The white bricklayer from Virginia defied stereotypes and centuries of racist laws when he married Mildred Jeter, who was black and Native American. Convicted of violating a law against interracial marriage, the Lovings fought for their rights in a landmark 1967 Supreme Court case that struck down such bans nationwide.
Their lives are explored in a new documentary, "The Loving Story," which premieres Tuesday on HBO.
Today, there are more than 4 million "mixed marriages" in the United States, and roughly one in seven new marriages are between people of different ethnicities. But in 1958, when the Lovings' marriage was ruled illegal and they were banished from their native Virginia, 21 states outlawed interracial unions.
"The Loving Story" details the couple's nine-year battle to live in Virginia as man and wife. Using evocative photographs, newly unearthed footage and interviews with the Lovings' daughter and lawyers, the film reveals the power of love to overcome bigotry.
"I came to respect Mildred and Richard so much," said the film's director and producer, Peggy Buirski. "I think these people had such high standards and strong principles and in many ways they defied stereotypes."
"You don't have to be an activist to change history," Buirski said. "You just have to believe strongly in something."
Richard and Mildred grew up near each other in rural Virginia.
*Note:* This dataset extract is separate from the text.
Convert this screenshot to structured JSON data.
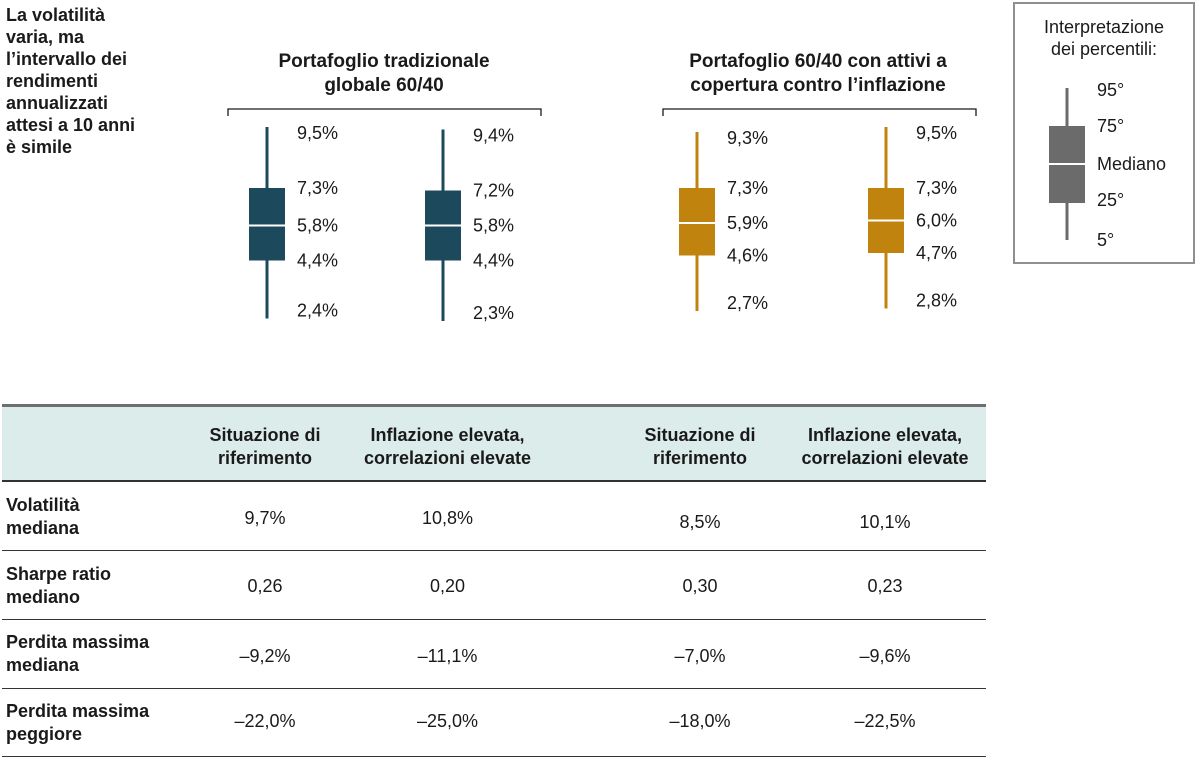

They courted for a few years before getting married in Washington, D.C., on June 2, 1958, then returned home to live near their families.
On July 14, the sheriff broke into the Lovings' bedroom in the middle of the night and took them to jail. Judge Leon Bazile sentenced the Lovings to five years in prison, but suspended the sentence as long as they left the state. And Bazile made a statement that demonstrates the immense distance society has traveled since 1958, a statement that is narrated at the start of the film:
"Almighty God created the races: white, black, yellow, Malay and red, and he placed them on separate continents, and but for the interference with His arrangement there would be no cause for such marriages," Bazile said in court. "The fact that He separated the races shows that he did not intend for the races to mate."
But "The Loving Story" makes clear that Mildred and Richard Loving were meant for each other.